Force design demands courageous evolution. Lighter, agile integrated battle groups should replace heavier static deployments where technology permits substitution. Greater emphasis on unmanned systems, robotics, special operations, and special forces will multiply effectiveness. Optimizing manpower through civilian integration in non-combat roles, targeted recruitment of technology specialists, and selective right-sizing will create a more lethal yet sustainable force. The goal is not fewer soldiers but exponentially greater combat power through integration and innovation.

Alliances, Major Power Dynamics, Military Diplomacy, and Velocity Imperatives

Strategic autonomy defines India's approach. Partnerships such as the Quad enhance maritime awareness, technology cooperation, and non-traditional security without formal alliances. Recent experiences affirm the value of flexible arrangements: logistics agreements, intelligence sharing, and joint exercises that build interoperability while preserving independence.

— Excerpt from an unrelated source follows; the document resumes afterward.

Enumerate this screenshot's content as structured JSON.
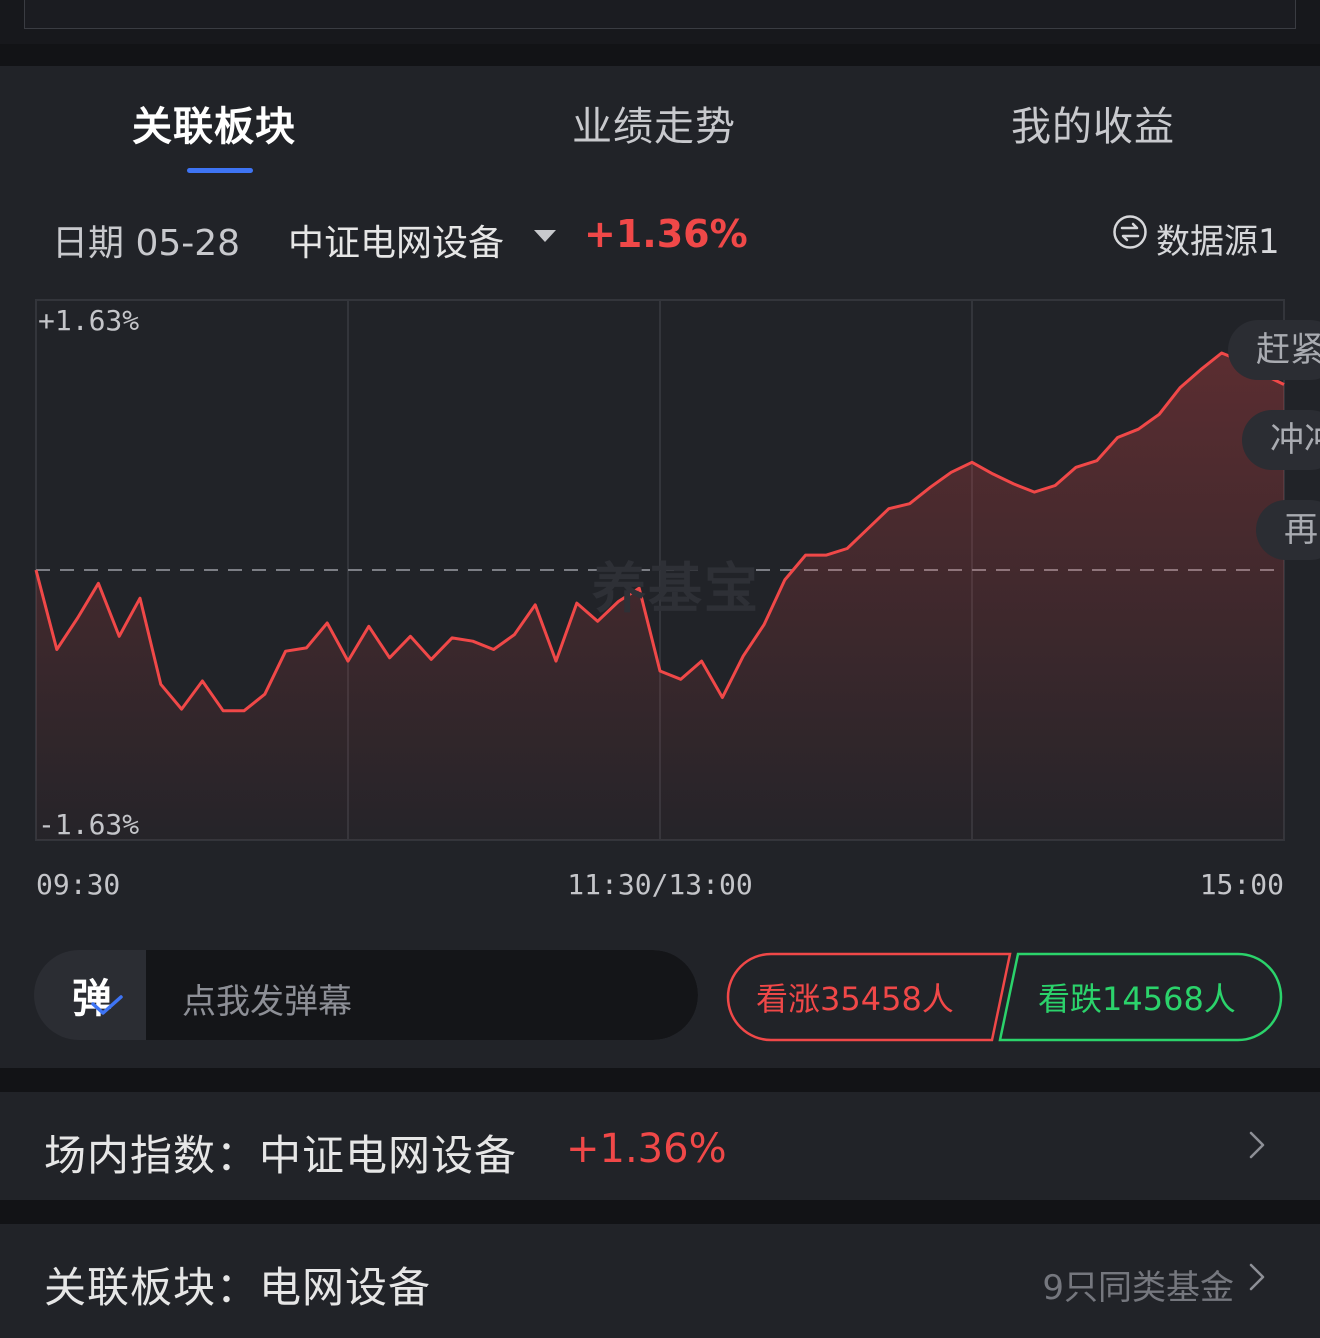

Military diplomacy through training exchanges, joint exercises, and defence industry collaboration must project Indian influence across the Indo-Pacific and Global South. Managing relations with major powers requires finesse: deepening technology and capability ties with the United States, France, Israel, and others, while sustaining functional cooperation with Russia and engaging emerging partners.

The imperatives of pace, speed, and velocity tower above all. Bureaucratic delays and excessive risk aversion have historically exacted costs. Empowered project teams, outcome-focused accountability, and streamlined acquisition reforms are essential. Atmanirbharta must transition fully from policy to ingrained practice, with the private sector driving innovation and production scale.

Higher Defence Architecture, Intellectual Capital, Budget Efficiency, and Broader Ecosystem

General Seth's contributions within the National Security Council ecosystem, alongside the NSA, NSAB, and NSCS, must champion integrated capability planning and long-term structuring. Engaging think tanks such as IDSA and CLAWS, alongside veterans, for rigorous red-teaming, scenario analysis, and fresh ideas will strengthen decisions without diluting command responsibility.

Budgetary discipline requires zero-based evaluations, rigorous outcome auditing, and prioritization of high-leverage areas including networks, electronic warfare, munitions reserves, and unmanned systems. National economic growth remains the ultimate enabler of military power; a thriving economy underpins credible deterrence and sustained modernization.

Resolving longstanding issues, from human resource policies to inter-service coordination, calls for decisive yet inclusive leadership. Non-military actors, including religio-political elements, must encounter firm boundaries to preserve institutional integrity.

A Visionary Mandate for 2030 and Beyond

General Dhiraj Seth assumes command as India seeks not merely to defend its interests but to shape a favourable regional order. The Army he stewards must emerge as a multi-domain force capable of deterring through superior readiness and prevailing through integrated, technology-amplified effect across physical and cognitive battlefields.

This transformation requires intellectual boldness to question inherited orthodoxies, organizational agility to innovate and learn rapidly, and unwavering commitment to the timeless values of the profession of arms amid societal change. Success will hinge on achieving genuine decision dominance, where superior awareness, speed, and precision render traditional mass less decisive.

The nation entrusts its Army with its most precious asset: the security and sovereignty that underwrite its rise. Adversaries observe closely. History records outcomes. General Seth's legacy will be measured by his success in forging the force India requires for an uncertain future: agile, integrated, self-reliant, and invincible in purpose.

The moment demands unyielding velocity. The mandate is transformation. The opportunity is historic.

[Major General Dr. Dilawar Singh, IAV, is a distinguished strategist having held senior positions in technology, defence, and corporate governance. He serves on global boards and advises on leadership, emerging technologies, and strategic affairs, with a focus on aligning India's interests in the evolving global technological order.]